Note that the `-feature(..)` directive may only appear before any syntax is
used. In practice this means it should appear before any `-export(..)` or record
definitions.

## \-error() and -warning() directives

The directive `-error(Term)` causes a compilation error.

_Example:_

```erlang
-module(t).
-export([version/0]).

-ifdef(VERSION).
version() -> ?VERSION.
-else.
-error("Macro VERSION must be defined.").
version() -> "".
-endif.
```

The error message will look like this:

```text
% erlc t.erl
t.erl:7: -error("Macro VERSION must be defined.").
```

The directive `-warning(Term)` causes a compilation warning.

_Example:_

```erlang
-module(t).
-export([version/0]).

-ifndef(VERSION).
-warning("Macro VERSION not defined -- using default version.").
-define(VERSION, "0").
-endif.
version() -> ?VERSION.
```

The warning message will look like this:

```text
% erlc t.erl
t.erl:5: Warning: -warning("Macro VERSION not defined -- using default version.").
```

> #### Change {: .info }
>
> The `-error()` and `-warning()` directives were added in Erlang/OTP 19.
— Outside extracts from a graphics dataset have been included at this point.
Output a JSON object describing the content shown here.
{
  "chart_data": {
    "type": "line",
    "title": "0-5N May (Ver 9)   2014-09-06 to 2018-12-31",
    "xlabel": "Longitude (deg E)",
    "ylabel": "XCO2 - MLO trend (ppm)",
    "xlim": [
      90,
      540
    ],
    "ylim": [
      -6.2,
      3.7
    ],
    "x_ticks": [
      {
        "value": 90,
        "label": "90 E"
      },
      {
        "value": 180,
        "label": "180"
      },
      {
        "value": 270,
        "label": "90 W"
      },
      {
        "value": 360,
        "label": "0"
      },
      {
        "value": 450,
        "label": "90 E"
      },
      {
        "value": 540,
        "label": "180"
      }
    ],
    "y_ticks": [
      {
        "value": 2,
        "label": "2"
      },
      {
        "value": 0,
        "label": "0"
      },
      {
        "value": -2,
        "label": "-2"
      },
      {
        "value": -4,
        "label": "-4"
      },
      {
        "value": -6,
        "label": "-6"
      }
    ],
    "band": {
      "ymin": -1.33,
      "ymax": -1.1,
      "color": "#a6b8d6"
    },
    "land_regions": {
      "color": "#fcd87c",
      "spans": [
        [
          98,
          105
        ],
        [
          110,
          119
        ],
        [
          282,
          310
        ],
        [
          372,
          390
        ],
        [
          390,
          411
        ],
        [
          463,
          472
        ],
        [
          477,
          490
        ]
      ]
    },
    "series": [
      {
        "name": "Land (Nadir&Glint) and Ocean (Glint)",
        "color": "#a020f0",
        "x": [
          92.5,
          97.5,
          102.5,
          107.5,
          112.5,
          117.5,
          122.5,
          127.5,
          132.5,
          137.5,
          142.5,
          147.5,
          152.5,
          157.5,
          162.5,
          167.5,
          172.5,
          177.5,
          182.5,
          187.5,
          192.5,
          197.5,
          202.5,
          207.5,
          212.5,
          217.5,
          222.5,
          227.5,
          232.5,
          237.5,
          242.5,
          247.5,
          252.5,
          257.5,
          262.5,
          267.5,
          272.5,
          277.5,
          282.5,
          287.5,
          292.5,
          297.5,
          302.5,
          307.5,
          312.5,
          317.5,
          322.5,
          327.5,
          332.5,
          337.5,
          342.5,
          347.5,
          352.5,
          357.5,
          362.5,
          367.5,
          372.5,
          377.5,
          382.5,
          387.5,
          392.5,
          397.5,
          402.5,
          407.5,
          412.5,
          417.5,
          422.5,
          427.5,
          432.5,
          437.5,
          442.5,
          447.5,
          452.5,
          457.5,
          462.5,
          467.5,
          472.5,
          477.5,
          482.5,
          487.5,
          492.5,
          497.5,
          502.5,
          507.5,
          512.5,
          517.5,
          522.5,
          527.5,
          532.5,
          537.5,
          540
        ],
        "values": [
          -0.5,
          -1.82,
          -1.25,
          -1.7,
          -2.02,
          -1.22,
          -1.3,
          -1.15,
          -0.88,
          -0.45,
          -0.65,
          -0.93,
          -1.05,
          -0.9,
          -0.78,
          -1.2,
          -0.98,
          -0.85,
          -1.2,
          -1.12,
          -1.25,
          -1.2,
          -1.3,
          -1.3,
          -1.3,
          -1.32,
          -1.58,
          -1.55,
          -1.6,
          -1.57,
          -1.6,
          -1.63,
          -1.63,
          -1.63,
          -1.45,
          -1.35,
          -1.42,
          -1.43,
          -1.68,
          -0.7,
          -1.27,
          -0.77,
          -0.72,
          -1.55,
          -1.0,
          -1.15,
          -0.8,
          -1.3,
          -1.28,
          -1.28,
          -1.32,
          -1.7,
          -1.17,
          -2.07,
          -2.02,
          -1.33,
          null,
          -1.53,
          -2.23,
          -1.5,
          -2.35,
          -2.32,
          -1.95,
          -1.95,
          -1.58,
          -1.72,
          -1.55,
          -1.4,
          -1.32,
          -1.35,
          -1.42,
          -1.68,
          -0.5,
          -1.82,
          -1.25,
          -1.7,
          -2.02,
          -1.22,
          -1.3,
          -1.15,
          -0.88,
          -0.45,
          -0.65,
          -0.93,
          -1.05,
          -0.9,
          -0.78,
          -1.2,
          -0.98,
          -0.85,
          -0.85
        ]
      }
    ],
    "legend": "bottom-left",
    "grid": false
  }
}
## Stringifying Macro Arguments

The construction `??Arg`, where `Arg` is a macro argument, is expanded to a
string containing the tokens of the argument. This is similar to the `#arg`
stringifying construction in C.

_Example:_

```erlang
-define(TESTCALL(Call), io:format("Call ~s: ~w~n", [??Call, Call])).

?TESTCALL(myfunction(1,2)),
?TESTCALL(you:function(2,1)).
```

results in

```erlang
io:format("Call ~s: ~w~n",["myfunction ( 1 , 2 )",myfunction(1,2)]),
io:format("Call ~s: ~w~n",["you : function ( 2 , 1 )",you:function(2,1)]).
```

That is, a trace output, with both the function called and the resulting value.